For reimbursement, strategies were similarly wide-ranging.

Fifteen states changed provider reimbursement, for example by billing hospice and curative care separately (Iowa) or shifting concurrent care reimbursement from managed care to fee-for-service reimbursement (Texas).

When it came to care coordination, states that used section 2302 to address this element of concurrent care were fairly non-descriptive in their expansion on the matter.

“Most states discussed the importance of care coordination by the hospice team,” the study stated. “Rarely did states discuss how hospice and nonhospice providers coordinate care, which is especially important in the context of concurrent care.”

Four states had specific rules around care coordination beyond that it should exist. Perhaps this is not surprising, given that for patients with certain chronic conditions public payers are known to have worse coordinated care strategies than private payers.

Like the other section 2302 uses, care coordination for concurrent care varied greatly by state.

Based on these findings, the researchers supported state Medicaid programs establishing innovative guidelines around concurrent care.

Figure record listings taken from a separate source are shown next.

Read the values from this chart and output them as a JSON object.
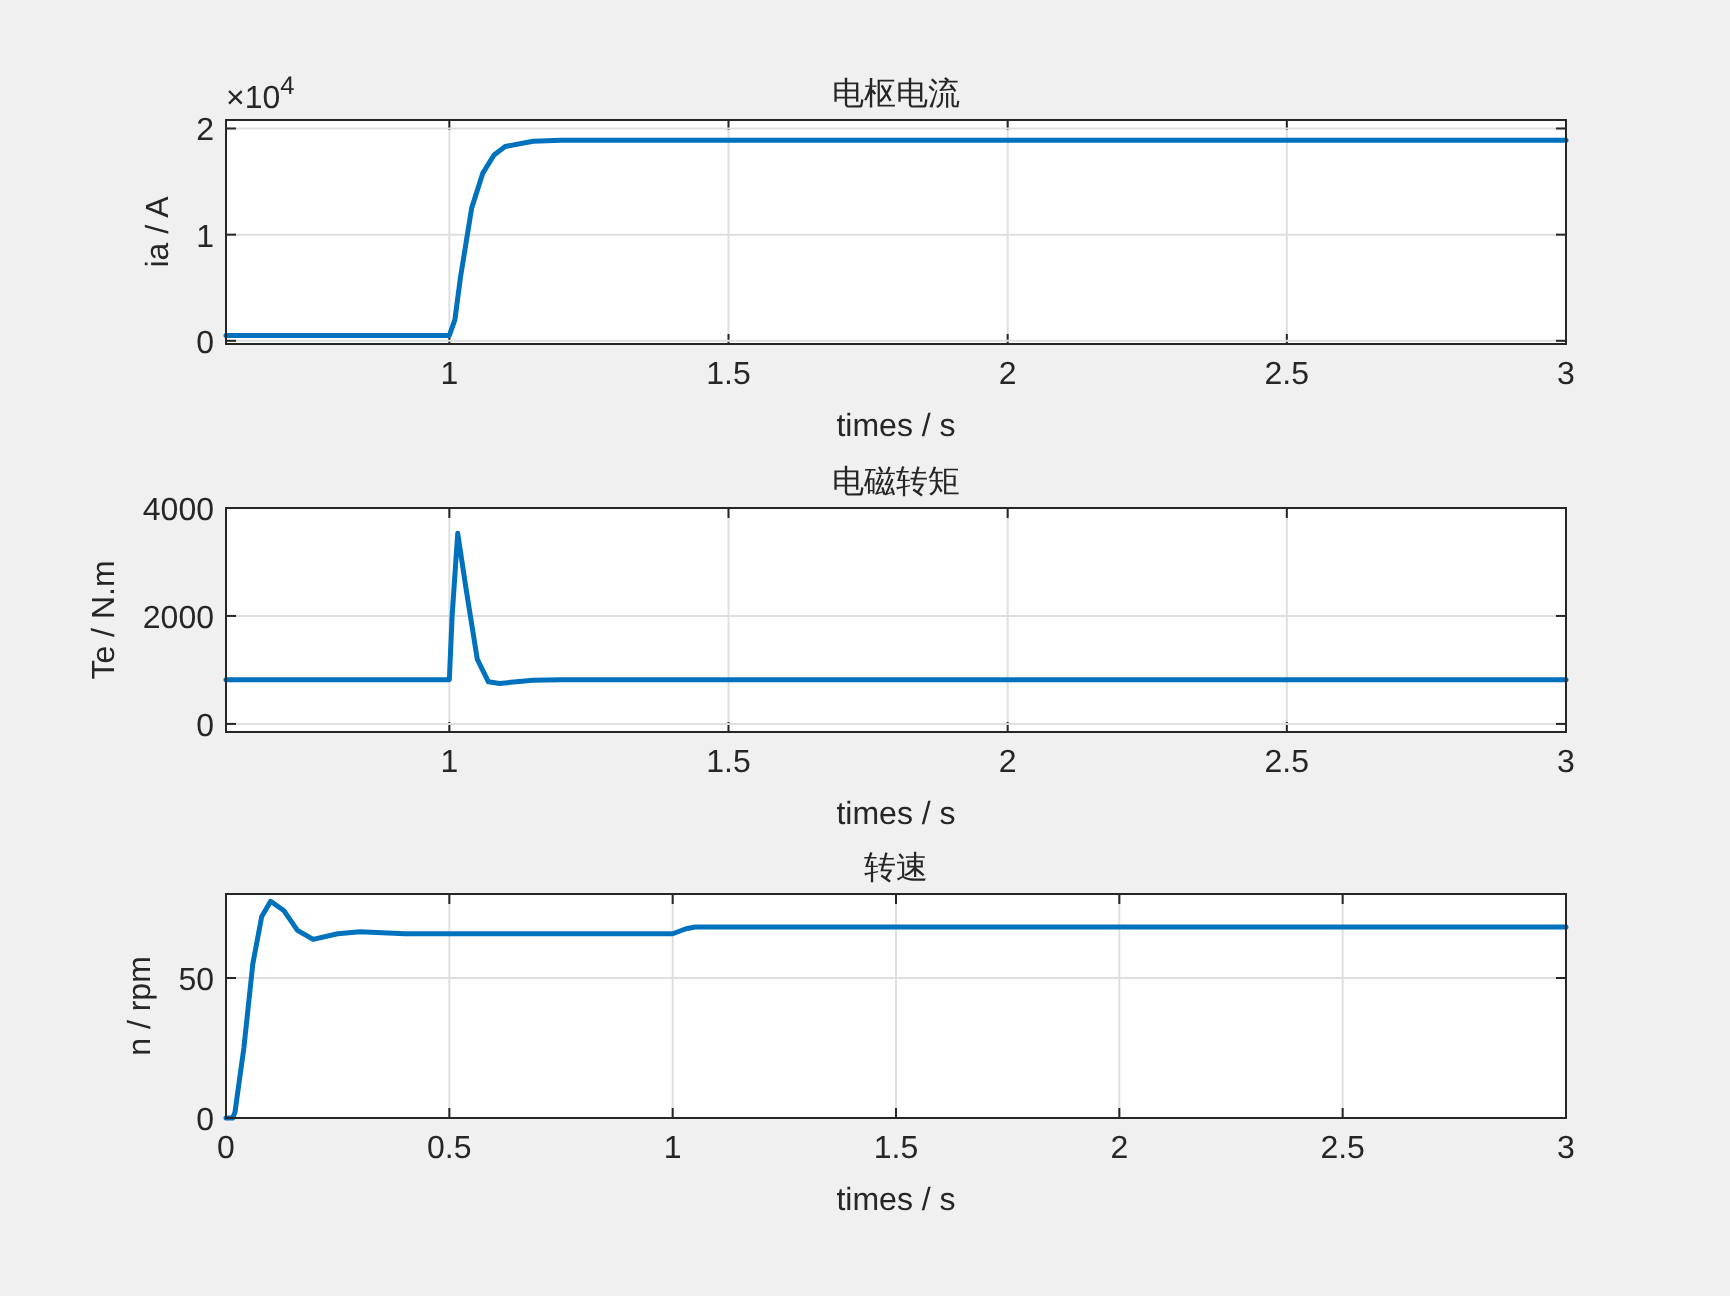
{
  "chart_data": [
    {
      "type": "line",
      "title": "电枢电流",
      "xlabel": "times / s",
      "ylabel": "ia / A",
      "annotations": [
        "×10$^{4}$"
      ],
      "xlim": [
        0.6,
        3
      ],
      "ylim": [
        -0.03,
        2.08
      ],
      "xticks": [
        1,
        1.5,
        2,
        2.5,
        3
      ],
      "yticks": [
        0,
        1,
        2
      ],
      "grid": true,
      "x": [
        0.6,
        1.0,
        1.01,
        1.02,
        1.04,
        1.06,
        1.08,
        1.1,
        1.15,
        1.2,
        3
      ],
      "series": [
        {
          "color": "#0072bd",
          "values": [
            0.05,
            0.05,
            0.2,
            0.6,
            1.25,
            1.58,
            1.75,
            1.83,
            1.88,
            1.89,
            1.89
          ]
        }
      ]
    },
    {
      "type": "line",
      "title": "电磁转矩",
      "xlabel": "times / s",
      "ylabel": "Te / N.m",
      "xlim": [
        0.6,
        3
      ],
      "ylim": [
        -150,
        4000
      ],
      "xticks": [
        1,
        1.5,
        2,
        2.5,
        3
      ],
      "yticks": [
        0,
        2000,
        4000
      ],
      "grid": true,
      "x": [
        0.6,
        1.0,
        1.005,
        1.015,
        1.03,
        1.05,
        1.07,
        1.09,
        1.15,
        1.2,
        3
      ],
      "series": [
        {
          "color": "#0072bd",
          "values": [
            820,
            820,
            2000,
            3530,
            2500,
            1200,
            780,
            750,
            810,
            820,
            820
          ]
        }
      ]
    },
    {
      "type": "line",
      "title": "转速",
      "xlabel": "times / s",
      "ylabel": "n / rpm",
      "xlim": [
        0,
        3
      ],
      "ylim": [
        0,
        80
      ],
      "xticks": [
        0,
        0.5,
        1,
        1.5,
        2,
        2.5,
        3
      ],
      "yticks": [
        0,
        50
      ],
      "grid": true,
      "x": [
        0,
        0.015,
        0.02,
        0.04,
        0.06,
        0.08,
        0.1,
        0.13,
        0.16,
        0.195,
        0.25,
        0.3,
        0.4,
        1.0,
        1.03,
        1.05,
        3
      ],
      "series": [
        {
          "color": "#0072bd",
          "values": [
            0,
            0,
            2,
            25,
            55,
            72,
            77.4,
            74,
            67,
            63.8,
            65.8,
            66.5,
            65.8,
            65.8,
            67.6,
            68.2,
            68.2
          ]
        }
      ]
    }
  ]
}
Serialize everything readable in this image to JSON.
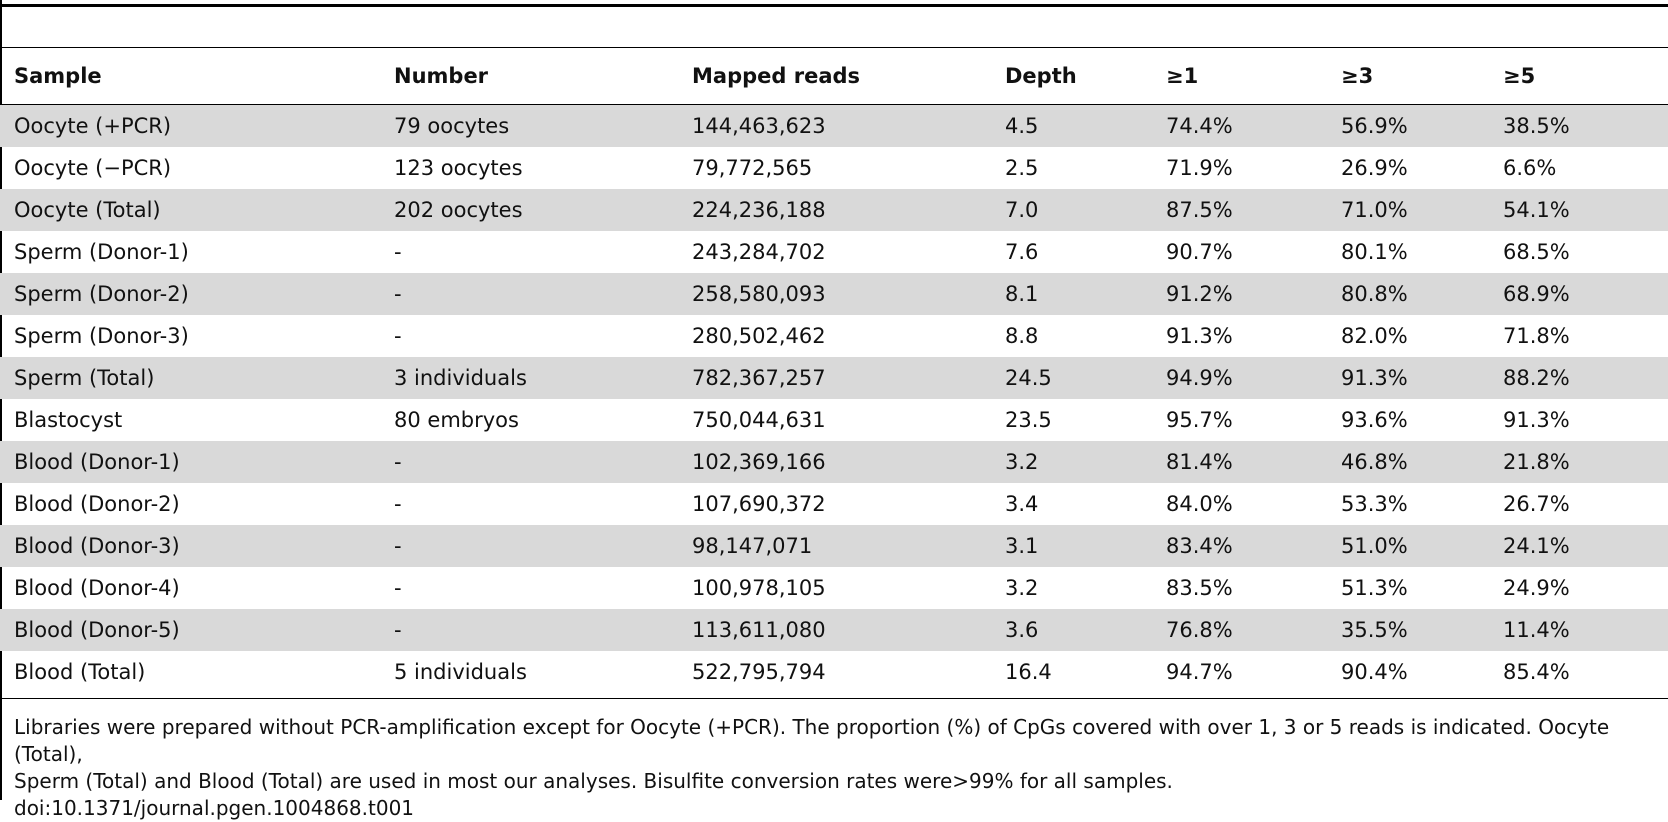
{
  "table": {
    "columns": [
      "Sample",
      "Number",
      "Mapped reads",
      "Depth",
      "≥1",
      "≥3",
      "≥5"
    ],
    "rows": [
      [
        "Oocyte (+PCR)",
        "79 oocytes",
        "144,463,623",
        "4.5",
        "74.4%",
        "56.9%",
        "38.5%"
      ],
      [
        "Oocyte (−PCR)",
        "123 oocytes",
        "79,772,565",
        "2.5",
        "71.9%",
        "26.9%",
        "6.6%"
      ],
      [
        "Oocyte (Total)",
        "202 oocytes",
        "224,236,188",
        "7.0",
        "87.5%",
        "71.0%",
        "54.1%"
      ],
      [
        "Sperm (Donor-1)",
        "-",
        "243,284,702",
        "7.6",
        "90.7%",
        "80.1%",
        "68.5%"
      ],
      [
        "Sperm (Donor-2)",
        "-",
        "258,580,093",
        "8.1",
        "91.2%",
        "80.8%",
        "68.9%"
      ],
      [
        "Sperm (Donor-3)",
        "-",
        "280,502,462",
        "8.8",
        "91.3%",
        "82.0%",
        "71.8%"
      ],
      [
        "Sperm (Total)",
        "3 individuals",
        "782,367,257",
        "24.5",
        "94.9%",
        "91.3%",
        "88.2%"
      ],
      [
        "Blastocyst",
        "80 embryos",
        "750,044,631",
        "23.5",
        "95.7%",
        "93.6%",
        "91.3%"
      ],
      [
        "Blood (Donor-1)",
        "-",
        "102,369,166",
        "3.2",
        "81.4%",
        "46.8%",
        "21.8%"
      ],
      [
        "Blood (Donor-2)",
        "-",
        "107,690,372",
        "3.4",
        "84.0%",
        "53.3%",
        "26.7%"
      ],
      [
        "Blood (Donor-3)",
        "-",
        "98,147,071",
        "3.1",
        "83.4%",
        "51.0%",
        "24.1%"
      ],
      [
        "Blood (Donor-4)",
        "-",
        "100,978,105",
        "3.2",
        "83.5%",
        "51.3%",
        "24.9%"
      ],
      [
        "Blood (Donor-5)",
        "-",
        "113,611,080",
        "3.6",
        "76.8%",
        "35.5%",
        "11.4%"
      ],
      [
        "Blood (Total)",
        "5 individuals",
        "522,795,794",
        "16.4",
        "94.7%",
        "90.4%",
        "85.4%"
      ]
    ]
  },
  "footnote": {
    "line1": "Libraries were prepared without PCR-amplification except for Oocyte (+PCR). The proportion (%) of CpGs covered with over 1, 3 or 5 reads is indicated. Oocyte (Total),",
    "line2": "Sperm (Total) and Blood (Total) are used in most our analyses. Bisulfite conversion rates were>99% for all samples.",
    "doi": "doi:10.1371/journal.pgen.1004868.t001"
  }
}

Adding a set of criteria to section 2302—similar to the criteria for section 1332 of the Affordable Care Act—may be a way to ensure quality guidelines.

“Second, the framework we created to extract information could serve states as a basic guide to identify gaps in concurrent care guidelines: common definitions, payment information, staffing guidelines, care coordination requirements, eligibility criteria, or clinical guidance,” the researchers noted.

Strong pediatric care is critical to moving the industry forward, both in the public and private payer spaces.

“Children’s health is the most powerful lever we have to influence the health of the next generation, and, ultimately, to influence the economy of this country,” Larry Moss, MD, president and chief executive officer of Nemours Children’s Health System, told the audience at Xtelligent Healthcare Media’s Fourth Annual Value-Based Care Summit.